It has always been possible to take a dangerous person’s guns away. All 50 states and the federal government have involuntary commitment laws that go by various names: the Baker Act in Florida, for example, or the 5150 code in California. They all require a mental health expert to testify before a judge, but hearings can occur quickly in urgent cases. If those facing a hearing can’t afford a lawyer, the judge provides them with one. Judges have a lot of flexibility when ruling. For instance, if the person on trial does not agree to voluntary psychiatric treatment, they may be committed involuntarily or have their guns confiscated.

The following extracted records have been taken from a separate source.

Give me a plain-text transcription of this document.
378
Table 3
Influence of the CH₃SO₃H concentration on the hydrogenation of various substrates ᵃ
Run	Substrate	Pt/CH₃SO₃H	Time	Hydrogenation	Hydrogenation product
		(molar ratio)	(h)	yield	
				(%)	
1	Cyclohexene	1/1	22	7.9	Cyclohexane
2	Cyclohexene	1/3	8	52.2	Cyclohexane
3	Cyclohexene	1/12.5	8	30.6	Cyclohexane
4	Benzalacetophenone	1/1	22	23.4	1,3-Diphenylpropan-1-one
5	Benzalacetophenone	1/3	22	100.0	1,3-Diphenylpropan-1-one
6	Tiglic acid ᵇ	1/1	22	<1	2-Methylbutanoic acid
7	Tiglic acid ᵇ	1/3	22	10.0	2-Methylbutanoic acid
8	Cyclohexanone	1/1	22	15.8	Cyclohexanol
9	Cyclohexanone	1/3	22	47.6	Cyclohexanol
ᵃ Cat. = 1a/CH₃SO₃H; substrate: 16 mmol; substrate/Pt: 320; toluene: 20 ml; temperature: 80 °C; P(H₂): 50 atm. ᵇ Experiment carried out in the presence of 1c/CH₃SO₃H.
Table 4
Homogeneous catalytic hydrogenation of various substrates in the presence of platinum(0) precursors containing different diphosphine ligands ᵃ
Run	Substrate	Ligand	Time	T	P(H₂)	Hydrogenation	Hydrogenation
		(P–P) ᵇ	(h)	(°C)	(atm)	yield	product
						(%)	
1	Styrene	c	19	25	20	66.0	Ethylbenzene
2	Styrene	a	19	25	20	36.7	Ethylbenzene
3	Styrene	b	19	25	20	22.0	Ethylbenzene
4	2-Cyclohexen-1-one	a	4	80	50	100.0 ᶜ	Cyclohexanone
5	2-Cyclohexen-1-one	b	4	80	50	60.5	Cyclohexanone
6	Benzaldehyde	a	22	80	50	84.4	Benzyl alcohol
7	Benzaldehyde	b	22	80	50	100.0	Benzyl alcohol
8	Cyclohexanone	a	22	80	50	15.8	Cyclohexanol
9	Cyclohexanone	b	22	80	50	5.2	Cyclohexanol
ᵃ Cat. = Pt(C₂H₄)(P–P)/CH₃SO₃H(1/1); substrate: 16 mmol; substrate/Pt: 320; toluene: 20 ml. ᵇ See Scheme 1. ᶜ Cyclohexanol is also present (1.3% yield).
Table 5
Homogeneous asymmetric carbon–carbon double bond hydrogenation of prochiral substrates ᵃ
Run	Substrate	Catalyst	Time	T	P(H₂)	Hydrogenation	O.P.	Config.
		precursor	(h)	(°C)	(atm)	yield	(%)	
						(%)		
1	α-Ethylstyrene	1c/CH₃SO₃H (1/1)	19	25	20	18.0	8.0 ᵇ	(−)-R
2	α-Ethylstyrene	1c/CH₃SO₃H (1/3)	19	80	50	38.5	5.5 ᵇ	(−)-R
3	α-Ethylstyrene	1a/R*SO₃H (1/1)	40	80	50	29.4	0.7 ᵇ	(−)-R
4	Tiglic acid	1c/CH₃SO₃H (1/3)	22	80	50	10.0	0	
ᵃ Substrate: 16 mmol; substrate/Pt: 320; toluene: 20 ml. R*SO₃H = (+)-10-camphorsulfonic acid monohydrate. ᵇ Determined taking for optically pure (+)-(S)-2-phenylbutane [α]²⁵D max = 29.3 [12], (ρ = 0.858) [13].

But red flag laws remove all these due process protections. Based only on a written complaint, which could come from a relative, friend, neighbor, or police officer, a judge decides whether to take away a person’s guns. There is no ability to challenge claims or to offer testimony from a mental health care expert. Gun control advocates argue that the person should not even know that the judge may be deciding to take his or her guns. When a hearing finally takes place up to a month later, if the person in question cannot afford an attorney, they will not be provided with one.
When faced with the costs for a hearing, which may be up to $10,000, few people find that fighting red flag laws to keep their guns makes sense. Few defendants obtain legal representation, but the courts still overturn a third of the initial orders. The actual error rate is undoubtedly much higher, because many of those wrongly prosecuted don’t have a lawyer.